Early Years and Education
I enjoyed and, I think, benefited from being continuously at Stewart’s Melville from age five to eighteen and there is no doubt in my mind that both the junior and senior schools cultivated my instinctive fascination with history and politics.
Compensating for my hopelessly poor performance in maths and sciences, the award of history essay prizes (biographies of Oliver Cromwell and Robert the Bruce, in my case) in my last two primary years boosted my confidence that there was still a valued place in the school for someone like me who showed promise in some subjects whilst demonstrating absolutely none in others.
In the senior school, that burgeoning confidence found an outlet in the debating society which gave me self-assurance in public and sharpened my advocacy skills. Actually, I think debating was the single most valuable skill I picked-up at Stewart’s Melville. I don’t just mean that it gave me courage to spout my own opinions to a weary audience. More importantly, it forced me to listen to competing views, to understand why other people see the world differently, and to engage with alternative arguments. Properly embraced, this experience makes you a deeper and more rounded person and not just a peddler of windy rhetoric.
Many teachers played their part in encouraging me, including Nancy Richardson and Stewart Adams when I was still in short trousers, but I owe particular debts to the head of history, Dr Andrew Tod, and the English master, Cameron Wyllie, an inspirational teacher who turned the SMC debating team into national champions.
Career Path and Journalism
At least since I was a teenager, the question for me was whether I wanted to pursue a career as a politician or someone who wrote about politics past and present. Ultimately, I determined upon what I thought I was better at, which was writing rather than public life. Eight years at university (MA St Andrews; PhD Cambridge) played its part in sharpening my research and writing skills and seeing the literary life as my natural purpose. My first job, though, combined both, as an inhouse historian and parliamentary researcher for an MP. Time working in an MP’s office gives you a far greater insight into what politicians actually do, and can reasonably achieve, than a lifetime immersed in political theory.
Despite being confusingly called Burying Caesar, my first book was about the relationship (more complicated than might be imagined) between Winston Churchill and Neville Chamberlain, which was a reworking of my PhD. The book was well-received and led to my becoming a leader writer for The Times (because both the then news editor, Michael Gove, and the chief leader writer were fans of my book!) and thereafter the newspaper’s official historian, a role which neatly combined my straddling being a historian and a journalist. In one capacity or another, I spent over a decade either writing about or writing for The Times, an experience for which I am profoundly grateful.
International Experience and Communications
I was very happy writing journalism and history books but sometimes an opportunity comes out of the blue to do something completely different in an entirely new environment. When that happens you have to ask yourself, “is my comfort zone where I should stay or do I fancy an adventure that will stretch me and may find me wanting?”

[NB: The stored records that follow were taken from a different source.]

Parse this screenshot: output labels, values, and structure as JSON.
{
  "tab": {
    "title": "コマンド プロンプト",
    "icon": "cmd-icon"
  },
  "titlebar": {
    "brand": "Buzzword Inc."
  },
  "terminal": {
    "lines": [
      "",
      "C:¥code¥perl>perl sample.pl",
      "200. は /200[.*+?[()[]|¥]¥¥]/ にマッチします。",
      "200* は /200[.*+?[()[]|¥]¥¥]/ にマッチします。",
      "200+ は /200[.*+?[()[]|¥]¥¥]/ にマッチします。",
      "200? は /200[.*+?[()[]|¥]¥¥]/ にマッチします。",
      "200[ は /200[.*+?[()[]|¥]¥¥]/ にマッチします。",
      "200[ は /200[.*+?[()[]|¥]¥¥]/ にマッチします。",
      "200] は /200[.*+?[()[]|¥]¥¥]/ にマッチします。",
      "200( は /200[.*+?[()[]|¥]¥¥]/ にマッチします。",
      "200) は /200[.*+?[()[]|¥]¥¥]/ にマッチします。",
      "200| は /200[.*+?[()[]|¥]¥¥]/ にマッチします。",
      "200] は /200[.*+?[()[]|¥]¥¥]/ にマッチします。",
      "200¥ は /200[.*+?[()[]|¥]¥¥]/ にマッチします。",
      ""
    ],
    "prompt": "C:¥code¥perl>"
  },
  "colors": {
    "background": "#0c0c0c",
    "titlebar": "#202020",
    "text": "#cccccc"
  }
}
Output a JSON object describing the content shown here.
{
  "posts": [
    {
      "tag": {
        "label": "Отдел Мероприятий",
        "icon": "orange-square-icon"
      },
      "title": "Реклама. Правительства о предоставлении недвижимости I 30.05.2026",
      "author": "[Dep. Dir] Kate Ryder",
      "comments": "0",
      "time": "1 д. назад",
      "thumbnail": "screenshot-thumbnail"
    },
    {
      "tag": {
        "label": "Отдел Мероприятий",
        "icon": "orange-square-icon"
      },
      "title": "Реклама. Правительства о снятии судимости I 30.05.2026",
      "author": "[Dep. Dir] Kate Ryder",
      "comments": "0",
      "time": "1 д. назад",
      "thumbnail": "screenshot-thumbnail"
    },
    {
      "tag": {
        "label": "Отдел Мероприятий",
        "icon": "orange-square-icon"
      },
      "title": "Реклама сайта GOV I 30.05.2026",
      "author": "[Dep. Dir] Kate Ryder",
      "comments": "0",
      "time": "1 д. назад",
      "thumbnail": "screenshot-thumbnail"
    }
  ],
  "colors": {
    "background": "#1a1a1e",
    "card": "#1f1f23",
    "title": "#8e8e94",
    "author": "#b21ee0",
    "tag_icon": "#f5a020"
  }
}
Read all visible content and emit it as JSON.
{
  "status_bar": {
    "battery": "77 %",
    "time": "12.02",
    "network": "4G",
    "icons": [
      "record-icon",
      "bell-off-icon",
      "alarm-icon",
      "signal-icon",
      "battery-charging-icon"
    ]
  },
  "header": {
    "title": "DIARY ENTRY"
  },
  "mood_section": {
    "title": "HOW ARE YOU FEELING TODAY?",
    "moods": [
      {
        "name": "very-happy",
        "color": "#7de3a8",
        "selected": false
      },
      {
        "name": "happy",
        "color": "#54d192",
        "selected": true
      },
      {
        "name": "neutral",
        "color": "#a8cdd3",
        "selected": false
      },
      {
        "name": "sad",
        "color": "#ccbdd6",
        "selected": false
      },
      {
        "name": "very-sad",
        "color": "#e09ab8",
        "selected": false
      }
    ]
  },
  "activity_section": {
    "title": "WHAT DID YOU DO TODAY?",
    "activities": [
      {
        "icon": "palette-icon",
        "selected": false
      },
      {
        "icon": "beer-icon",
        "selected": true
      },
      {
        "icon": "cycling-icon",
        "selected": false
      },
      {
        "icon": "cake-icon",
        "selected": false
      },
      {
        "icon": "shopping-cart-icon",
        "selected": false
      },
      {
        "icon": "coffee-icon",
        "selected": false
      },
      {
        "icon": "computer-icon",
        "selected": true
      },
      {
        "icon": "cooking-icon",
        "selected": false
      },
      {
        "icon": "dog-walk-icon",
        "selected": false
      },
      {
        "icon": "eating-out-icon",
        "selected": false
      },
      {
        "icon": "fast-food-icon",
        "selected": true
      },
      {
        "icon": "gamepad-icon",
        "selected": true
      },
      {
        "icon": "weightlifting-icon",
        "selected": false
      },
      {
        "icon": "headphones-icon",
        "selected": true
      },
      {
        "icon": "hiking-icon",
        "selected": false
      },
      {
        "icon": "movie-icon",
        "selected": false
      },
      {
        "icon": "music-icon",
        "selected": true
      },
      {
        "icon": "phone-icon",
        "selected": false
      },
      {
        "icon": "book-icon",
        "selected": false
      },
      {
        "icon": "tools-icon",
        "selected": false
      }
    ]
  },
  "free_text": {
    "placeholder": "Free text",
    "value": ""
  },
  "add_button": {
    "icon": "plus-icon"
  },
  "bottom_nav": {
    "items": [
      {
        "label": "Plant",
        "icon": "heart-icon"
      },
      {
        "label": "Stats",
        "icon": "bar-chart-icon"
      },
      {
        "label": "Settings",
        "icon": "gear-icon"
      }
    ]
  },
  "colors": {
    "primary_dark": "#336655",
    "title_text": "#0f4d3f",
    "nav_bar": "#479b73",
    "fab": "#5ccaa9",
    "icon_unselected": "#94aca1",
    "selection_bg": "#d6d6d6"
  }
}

To be honest, as the job offer came from a billionaire investor and philanthropist in Singapore, I didn’t need much time to weigh-up the pros and cons. And then, after a year or so of meeting fascinating and influential people in Asia, I was offered over the course of lunch a partnership in a leading international public affairs and communications company with the brief of opening its first office in Myanmar (Burma) – a country of over 50 million people with almost no familiarity with this line of business. So, of course, I said “yes” as experiences like that don’t’ come around very often.
That led to four remarkable years in Yangon (Rangoon) before returning for a couple of years to advise on corporate communications in Singapore. The opportunities, challenges, politics and business environments could scarcely be more different in these two countries, so variety was the spice of life.
Journalism and Communications
There’s an obvious synergy between journalism and public relations which I would simplify as the art of story-telling and the skill of advocacy. If you’re good at one you ought probably to be good at the other too. I slipped between the two disciplines naturally and then, when after seven years I felt ready to return to Britain, I switched back to journalism as first political editor and then deputy editor of The Critic, a new magazine we set up exploring the relationship between the arts, culture, politics and international affairs. For me, this brought a happy combination of working on a business start-up and marshalling a diverse range of talents who make the magazine the thoughtful read we try to ensure it is.
What I’ve learnt
My only advice to current ESMS students considering a career in journalism, politics, or communications is to focus on a breadth of interests: read widely, including on subjects or countries that aren’t naturally at the forefront of your mind; read from at least two newspapers a day (not what your social media feed is calibrated to think you want) and try and make time to immerse yourself in at least a couple of really long-form essays a week to get you thinking deeply. Finally, if you get the chance, spend at least some time in your life away from the place that makes you most comfortable. You can always return to it later, if you want to.